Justice Ruth Bader Ginsburg and the Case that Got Away
by Lori Andrews
Last weekend at Yale, a panel of law professors told mesmerizing stories of Ruth Bader Ginsburg's work as an advocate and as a Justice. The five speakers gave detailed analyses of various briefs and opinions she'd written and how those materials had created a legal foundation for gender equality. But there was a surprising guest in the audience. Sitting in the first row was the Justice herself. And after each of the speeches, Justice Ginsburg stood and told the law professors what they gotten right or wrong, or provided some backstory to the cases they'd discussed. It was like that scene with Marshall McLuhan in Annie Hall!
It was especially interesting to hear from her about the case that got away. In 1971, before Roe v.
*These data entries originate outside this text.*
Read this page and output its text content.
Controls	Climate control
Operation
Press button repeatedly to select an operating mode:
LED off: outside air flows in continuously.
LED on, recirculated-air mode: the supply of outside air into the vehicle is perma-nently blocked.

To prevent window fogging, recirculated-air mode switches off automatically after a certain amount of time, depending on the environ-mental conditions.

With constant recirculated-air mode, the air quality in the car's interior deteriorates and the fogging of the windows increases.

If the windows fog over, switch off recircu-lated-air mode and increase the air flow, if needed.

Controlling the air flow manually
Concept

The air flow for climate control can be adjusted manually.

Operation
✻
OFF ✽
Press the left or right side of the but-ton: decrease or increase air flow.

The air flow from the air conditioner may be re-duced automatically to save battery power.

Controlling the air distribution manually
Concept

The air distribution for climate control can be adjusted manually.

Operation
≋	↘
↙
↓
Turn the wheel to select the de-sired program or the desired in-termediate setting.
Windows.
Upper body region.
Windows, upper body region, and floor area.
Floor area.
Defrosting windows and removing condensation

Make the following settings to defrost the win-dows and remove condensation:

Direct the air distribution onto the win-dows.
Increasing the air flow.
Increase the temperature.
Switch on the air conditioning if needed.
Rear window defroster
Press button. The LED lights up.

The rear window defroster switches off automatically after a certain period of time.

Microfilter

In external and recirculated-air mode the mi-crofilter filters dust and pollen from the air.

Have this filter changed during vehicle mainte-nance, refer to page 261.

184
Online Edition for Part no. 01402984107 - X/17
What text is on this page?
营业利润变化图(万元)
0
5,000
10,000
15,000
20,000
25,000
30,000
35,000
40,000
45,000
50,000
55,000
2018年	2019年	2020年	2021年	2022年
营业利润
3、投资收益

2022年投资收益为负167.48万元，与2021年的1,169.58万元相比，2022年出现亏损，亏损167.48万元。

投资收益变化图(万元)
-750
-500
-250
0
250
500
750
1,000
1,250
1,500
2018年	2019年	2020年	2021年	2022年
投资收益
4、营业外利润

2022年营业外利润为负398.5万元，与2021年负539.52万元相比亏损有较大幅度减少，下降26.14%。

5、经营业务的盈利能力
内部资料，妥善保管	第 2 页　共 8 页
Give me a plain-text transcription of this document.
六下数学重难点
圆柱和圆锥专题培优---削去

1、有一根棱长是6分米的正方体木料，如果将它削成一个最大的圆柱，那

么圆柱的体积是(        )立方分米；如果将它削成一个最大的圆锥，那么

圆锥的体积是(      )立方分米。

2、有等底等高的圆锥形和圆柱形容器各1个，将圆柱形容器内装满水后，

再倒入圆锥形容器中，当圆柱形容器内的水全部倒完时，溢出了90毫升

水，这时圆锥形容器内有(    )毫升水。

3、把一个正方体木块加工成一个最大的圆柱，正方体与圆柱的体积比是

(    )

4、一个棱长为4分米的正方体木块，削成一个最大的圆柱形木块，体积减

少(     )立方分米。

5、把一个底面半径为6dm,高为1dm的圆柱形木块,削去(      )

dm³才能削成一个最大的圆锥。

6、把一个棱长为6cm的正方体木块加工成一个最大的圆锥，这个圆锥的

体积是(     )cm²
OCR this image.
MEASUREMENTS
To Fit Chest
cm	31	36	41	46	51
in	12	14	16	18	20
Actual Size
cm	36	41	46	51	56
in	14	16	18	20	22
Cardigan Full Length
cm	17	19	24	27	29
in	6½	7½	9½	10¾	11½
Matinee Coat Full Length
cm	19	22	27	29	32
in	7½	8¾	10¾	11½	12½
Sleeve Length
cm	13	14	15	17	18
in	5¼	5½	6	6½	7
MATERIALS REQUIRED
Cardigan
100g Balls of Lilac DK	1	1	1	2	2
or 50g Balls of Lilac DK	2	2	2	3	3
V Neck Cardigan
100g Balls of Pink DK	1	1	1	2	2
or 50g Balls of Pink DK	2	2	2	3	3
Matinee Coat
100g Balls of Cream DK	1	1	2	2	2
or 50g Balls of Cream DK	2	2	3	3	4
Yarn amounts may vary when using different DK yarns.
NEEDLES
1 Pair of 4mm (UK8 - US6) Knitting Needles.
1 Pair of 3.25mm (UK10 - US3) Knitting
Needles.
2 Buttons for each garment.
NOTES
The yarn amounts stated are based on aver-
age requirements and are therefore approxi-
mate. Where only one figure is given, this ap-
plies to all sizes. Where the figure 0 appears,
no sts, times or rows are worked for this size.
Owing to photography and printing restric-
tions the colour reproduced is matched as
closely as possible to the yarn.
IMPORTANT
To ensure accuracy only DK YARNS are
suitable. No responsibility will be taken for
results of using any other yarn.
Wade (the landmark abortion case) reached the U.S. Supreme Court, Ginsburg was litigating what for her was the perfect reproductive choice case. A woman in the Air Force, Captain Susan Struck, had gotten pregnant and the Air Force told her she was required to get an abortion or give up her job.
Then, Justice Ginsburg told the audience at Yale, Struck said, "There is something. I've always wanted to be a pilot, but they won't let women in flight training school."
She and Ginsburg had fallen silent. It was a pipe dream in 1971. There was no way that they were getting women into flight school then.
Now women soar and there are three women on the Supreme Court. Yet a woman was recently dismissed from the Air Force for deciding to become a single mom. We've come a long way, baby…but still not far enough.